Le bureau de Lauber était à l'époque impliqué dans une enquête sur des allégations de corruption massive au sein du football mondial, y compris des irrégularités dans la décision d'attribuer au Qatar la Coupe du monde 2022.
Le bureau de Lauber était à l'époque impliqué dans une enquête sur des allégations de corruption massive au sein du football mondial, y compris des irrégularités dans la décision d'attribuer au Qatar la Coupe du monde 2022. AFP

Le Qatar a espionné une rencontre en 2017 entre un ancien procureur général suisse et le président de la FIFA, Gianni Infantino, alors qu'il craignait d'être privé de l'organisation de la Coupe du monde de l'année dernière, a rapporté dimanche un journal.

L'émirat a rejeté les allégations, affirmant qu'elles faisaient partie de "campagnes de diffamation" par les médias européens.

Mais selon l'hebdomadaire NZZ am Sonntag, une opération de renseignement a enregistré la rencontre dans un hôtel de luxe à Berne entre le procureur général de l'époque, Michael Lauber, et Infantino. Le journal a cité des documents officiels et d'autres sources.

Selon le journal, une enquête de plusieurs mois a révélé que la réunion du 16 juin 2017 avait été secrètement enregistrée. Lauber a perdu son emploi après que la discussion soit devenue publique.

L'avocat de Lauber a déclaré au journal que son client ne savait pas qu'il avait été espionné.

Le bureau de Lauber enquêtait à l'époque sur des allégations de corruption massive au sein du football mondial, y compris des irrégularités présumées dans le vote pour donner au Qatar la Coupe du monde 2022.

Le procureur a été contraint de se retirer après qu'il a été révélé qu'il avait rencontré Infantino à trois reprises. Lauber a d'abord nié avoir tenu les réunions.

La FIFA a également examiné les réunions, mais une enquête a révélé qu'Infantino, qui a déclaré que les conversations étaient "parfaitement légales", n'avait aucun cas à répondre.

La rencontre de 2017 s'est déroulée au luxueux hôtel Schweizerhof, géré par des propriétaires qatariens depuis 2009, dans une salle de conférence située dans le même couloir que l'ambassade du Qatar, a déclaré NZZ.

Le rapport a ajouté que le Qatar cherchait à influencer l'opinion internationale alors qu'il craignait de perdre le droit d'accueillir la Coupe du monde 2022 en raison d'allégations de corruption et de violations des droits de l'homme.

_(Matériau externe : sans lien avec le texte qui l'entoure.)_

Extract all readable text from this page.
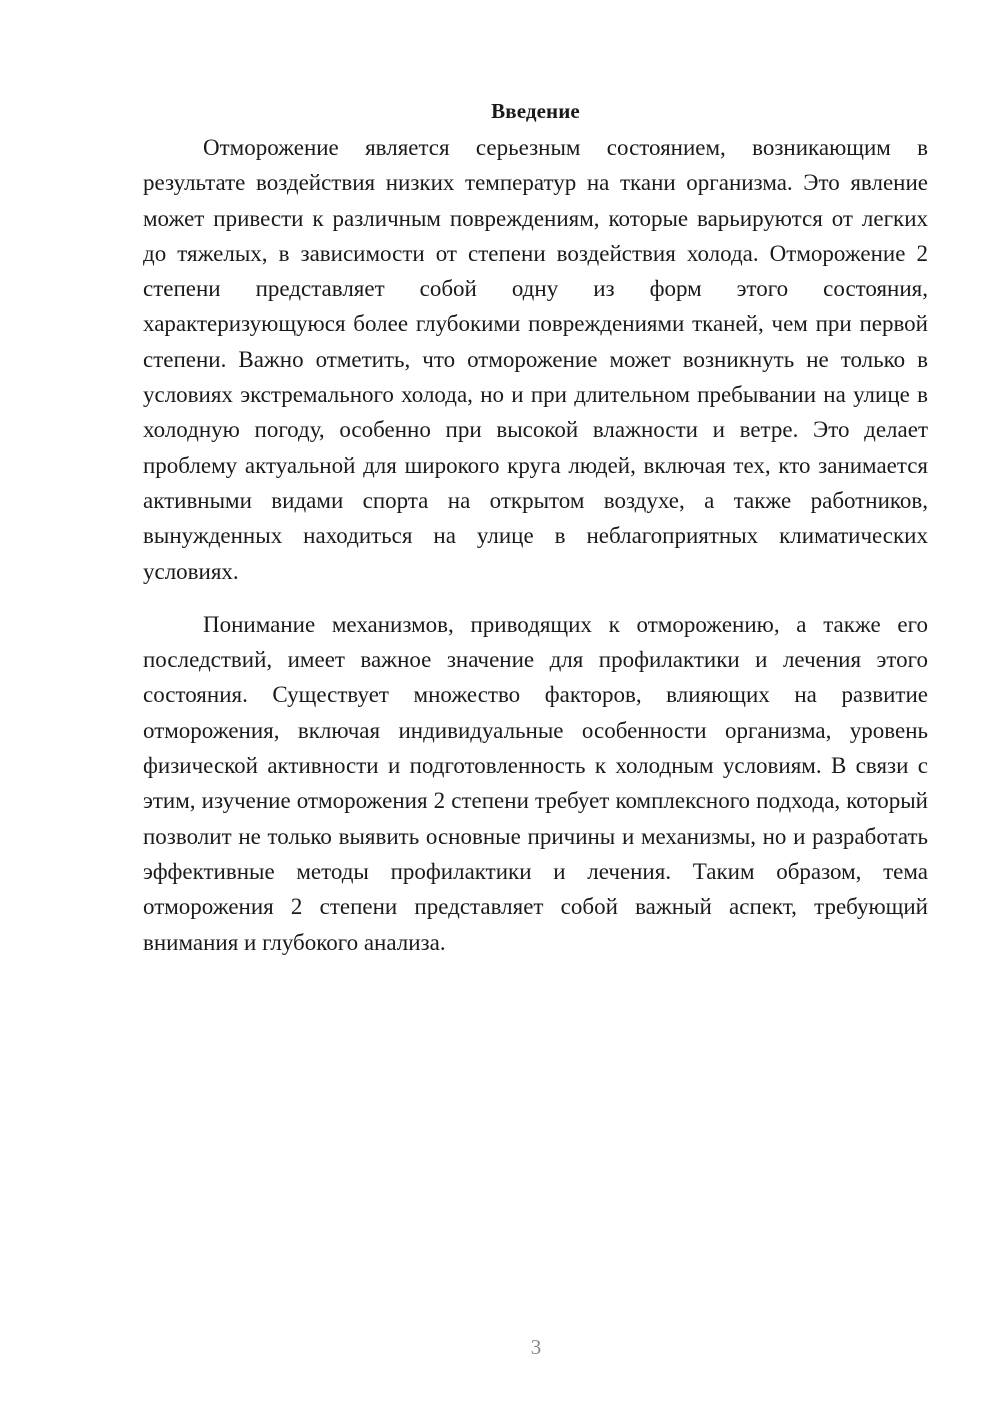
Введение

Отморожение является серьезным состоянием, возникающим в результате воздействия низких температур на ткани организма. Это явление может привести к различным повреждениям, которые варьируются от легких до тяжелых, в зависимости от степени воздействия холода. Отморожение 2 степени представляет собой одну из форм этого состояния, характеризующуюся более глубокими повреждениями тканей, чем при первой степени. Важно отметить, что отморожение может возникнуть не только в условиях экстремального холода, но и при длительном пребывании на улице в холодную погоду, особенно при высокой влажности и ветре. Это делает проблему актуальной для широкого круга людей, включая тех, кто занимается активными видами спорта на открытом воздухе, а также работников, вынужденных находиться на улице в неблагоприятных климатических условиях.

Понимание механизмов, приводящих к отморожению, а также его последствий, имеет важное значение для профилактики и лечения этого состояния. Существует множество факторов, влияющих на развитие отморожения, включая индивидуальные особенности организма, уровень физической активности и подготовленность к холодным условиям. В связи с этим, изучение отморожения 2 степени требует комплексного подхода, который позволит не только выявить основные причины и механизмы, но и разработать эффективные методы профилактики и лечения. Таким образом, тема отморожения 2 степени представляет собой важный аспект, требующий внимания и глубокого анализа.

3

Avec l'aide d'anciens agents de la CIA, le pays a espionné des responsables de la FIFA et Lauber, selon la NZZ, qui a déclaré avoir obtenu des "documents secrets officiels" sur la mise sur écoute de l'hôtel.

Le journal a déclaré que des sources ayant une connaissance directe avaient décrit l'opération, sous couvert d'anonymat, et avaient déclaré qu'elle portait le nom de code "Project Matterhorn".

Les sources ont déclaré que le but de l'espionnage était de rassembler des éléments incriminants qui pourraient être utilisés pour faire pression sur le procureur.

Avec la campagne d'écoute, le Qatar aurait été conscient que le procureur général suisse avait fourni de fausses déclarations à ses autorités lorsqu'il a soutenu qu'aucune réunion informelle n'avait eu lieu avec Infantino après 2016.

Selon NZZ, l'avocat de Lauber a déclaré que l'ancien procureur général n'avait connaissance d'aucune écoute ou enregistrement de la réunion de Schweizerhof, et n'avait jamais été victime de chantage ou approché par des agents qatariens.

Le gouvernement du Qatar a déclaré qu'il pourrait intenter une action en justice pour ces informations.

"Ces allégations sont une nouvelle tentative de diffuser de fausses informations sur le Qatar et de nuire à sa réputation", a déclaré un communiqué publié par le Bureau international des médias du gouvernement.

"Nous rejetons les allégations et explorons toutes les voies légales. Il est évident que les multiples campagnes de diffamation contre le Qatar en Europe, révélées par les médias en France, en Suisse et ailleurs en Europe au début du mois, persistent sans relâche."

Le Qatar a déclaré que les médias "réputés" devraient "vérifier l'authenticité de telles allégations sans fondement avant de contribuer à la propagation de la désinformation".